US parcel shipping costs are on course for a third consecutive record quarter as major carriers continue to layer fuel surcharges on top of already elevated general rate increases, according to a new market report from TD Cowen and AFS Logistics.
The report says the sharp increase in crude oil prices linked to the Iran war has pushed both air and ground parcel costs higher, with no quick relief in sight. Even if oil prices retreat, the structure of parcel fuel surcharge mechanisms means shipping costs are unlikely to fall as fast as fuel itself.
AFS Logistics chief executive Andy Dyer said businesses should prepare for what he described as a “new normal” of elevated fuel costs. He noted that the structural drivers behind the spike take time to unwind, while parcel pricing mechanisms tend to be sticky, leaving shippers exposed to higher costs even after market conditions improve.
Fuel surcharges are calculated as percentage-based add-ons linked to fuel indexes. As fuel prices rise, surcharges climb. But when fuel prices fall, minimum thresholds often keep those surcharges elevated.

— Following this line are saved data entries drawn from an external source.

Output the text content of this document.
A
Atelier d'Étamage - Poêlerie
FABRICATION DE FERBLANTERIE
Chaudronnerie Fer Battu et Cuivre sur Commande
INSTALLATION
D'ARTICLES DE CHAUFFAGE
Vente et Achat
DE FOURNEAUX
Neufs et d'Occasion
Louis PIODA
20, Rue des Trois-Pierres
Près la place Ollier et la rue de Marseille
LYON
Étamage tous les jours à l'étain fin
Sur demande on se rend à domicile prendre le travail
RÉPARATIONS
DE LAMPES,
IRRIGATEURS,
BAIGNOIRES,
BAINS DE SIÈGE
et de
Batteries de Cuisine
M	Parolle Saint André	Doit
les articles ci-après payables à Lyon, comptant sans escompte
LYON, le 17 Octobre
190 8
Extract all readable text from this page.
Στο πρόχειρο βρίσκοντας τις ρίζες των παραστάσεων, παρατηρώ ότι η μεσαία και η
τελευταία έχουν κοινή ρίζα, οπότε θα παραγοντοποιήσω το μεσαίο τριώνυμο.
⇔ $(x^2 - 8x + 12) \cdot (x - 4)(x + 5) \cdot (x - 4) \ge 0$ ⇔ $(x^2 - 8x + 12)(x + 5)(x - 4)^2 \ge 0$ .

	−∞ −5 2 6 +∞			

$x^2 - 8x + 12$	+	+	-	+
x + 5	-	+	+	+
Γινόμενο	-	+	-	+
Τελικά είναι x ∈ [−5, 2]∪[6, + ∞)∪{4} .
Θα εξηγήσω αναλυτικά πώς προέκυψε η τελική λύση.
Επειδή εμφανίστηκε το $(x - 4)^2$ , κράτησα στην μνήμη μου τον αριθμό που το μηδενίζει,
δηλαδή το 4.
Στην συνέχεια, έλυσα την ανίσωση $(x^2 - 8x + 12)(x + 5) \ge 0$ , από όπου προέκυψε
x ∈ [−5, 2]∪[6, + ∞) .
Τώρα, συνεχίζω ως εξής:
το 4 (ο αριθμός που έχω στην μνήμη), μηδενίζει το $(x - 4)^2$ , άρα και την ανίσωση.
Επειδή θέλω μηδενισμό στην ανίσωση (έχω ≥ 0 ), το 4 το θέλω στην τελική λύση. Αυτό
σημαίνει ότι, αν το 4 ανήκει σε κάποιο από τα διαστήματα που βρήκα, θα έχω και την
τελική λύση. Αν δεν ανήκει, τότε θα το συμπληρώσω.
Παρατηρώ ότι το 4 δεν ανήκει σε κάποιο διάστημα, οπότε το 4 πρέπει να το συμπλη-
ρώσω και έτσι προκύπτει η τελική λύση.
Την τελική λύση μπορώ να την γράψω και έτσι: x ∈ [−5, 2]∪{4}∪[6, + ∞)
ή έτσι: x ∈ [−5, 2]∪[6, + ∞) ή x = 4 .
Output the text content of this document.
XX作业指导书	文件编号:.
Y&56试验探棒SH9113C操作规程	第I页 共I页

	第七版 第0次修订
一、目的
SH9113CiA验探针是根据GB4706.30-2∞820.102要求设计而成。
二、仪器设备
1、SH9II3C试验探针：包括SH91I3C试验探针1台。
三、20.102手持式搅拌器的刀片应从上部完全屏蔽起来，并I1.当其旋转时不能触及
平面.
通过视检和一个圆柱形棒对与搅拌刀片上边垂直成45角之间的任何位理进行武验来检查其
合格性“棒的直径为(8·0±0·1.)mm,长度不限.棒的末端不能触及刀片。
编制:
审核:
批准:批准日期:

FedEx and UPS have long relied on fuel surcharge tables to pass through rising diesel and jet fuel costs, while also using them as an important source of revenue. According to the TD Cowen/AFS Freight Index, diesel prices rose around 10% year on year in the first quarter, but ground fuel surcharges jumped 26.7%.
Other carriers are now following suit. Amazon is introducing a 3.5% fuel surcharge on fees merchants pay for shipments handled through Amazon Logistics, while the US Postal Service will implement an 8% transportation surcharge from 26 April to recover direct fuel expenses and contractor pass-through costs. Regional carrier OnTrac has also revised its surcharge tables in response to the fuel spike.
AFS said carriers have used fuel surcharges for years as a powerful revenue lever, often keeping them high even in periods of relatively low fuel prices. With oil prices now dominating headlines, the market is primed to accept fuel as a major cost driver, leaving carriers with little reason to ease off that strategy.
The cumulative effect of fuel surcharges and annual rate increases has pushed parcel shipping costs far above the pace of inflation. The report notes that a five-pound package shipped by ground from Atlanta to a residential address in New York City cost $22.52 in 2022, compared with $31.94 in 2026 — a rise of 42%, versus cumulative inflation of just 15% over the same period. The fuel surcharge alone increased by 131% over those four years.
Express delivery costs also came in above forecast in the first quarter, reaching 8.5% above the January 2018 baseline and 2.6% higher than in the previous quarter. TD Cowen and AFS expect the express parcel index to climb further in the second quarter, reaching a record 10.3%, up 6.4% year on year.
Ground parcel costs are following a similar pattern. The ground parcel index reached 39.3% in the first quarter and is forecast to hit a new high of 42% in the current quarter, up 1.9% sequentially and 6.6% from a year earlier.
The report also notes that surcharge structures are not always applied evenly. Larger shippers often have the leverage to negotiate concessions that smaller customers cannot. FedEx is using deeper discounts to win additional volume, while UPS is applying tighter pricing discipline.
UPS revised its fuel surcharge index table for the third time this year, effective 13 April. While the new table does not increase surcharges at current diesel prices, logistics specialists say it is structured to decline more slowly if fuel prices fall, meaning shippers could pay more than they would have under the old formula.
Industry observers point out that even if carriers received fuel for free, the minimum surcharge thresholds now in place would still leave many shippers paying significant extra fees on every shipment.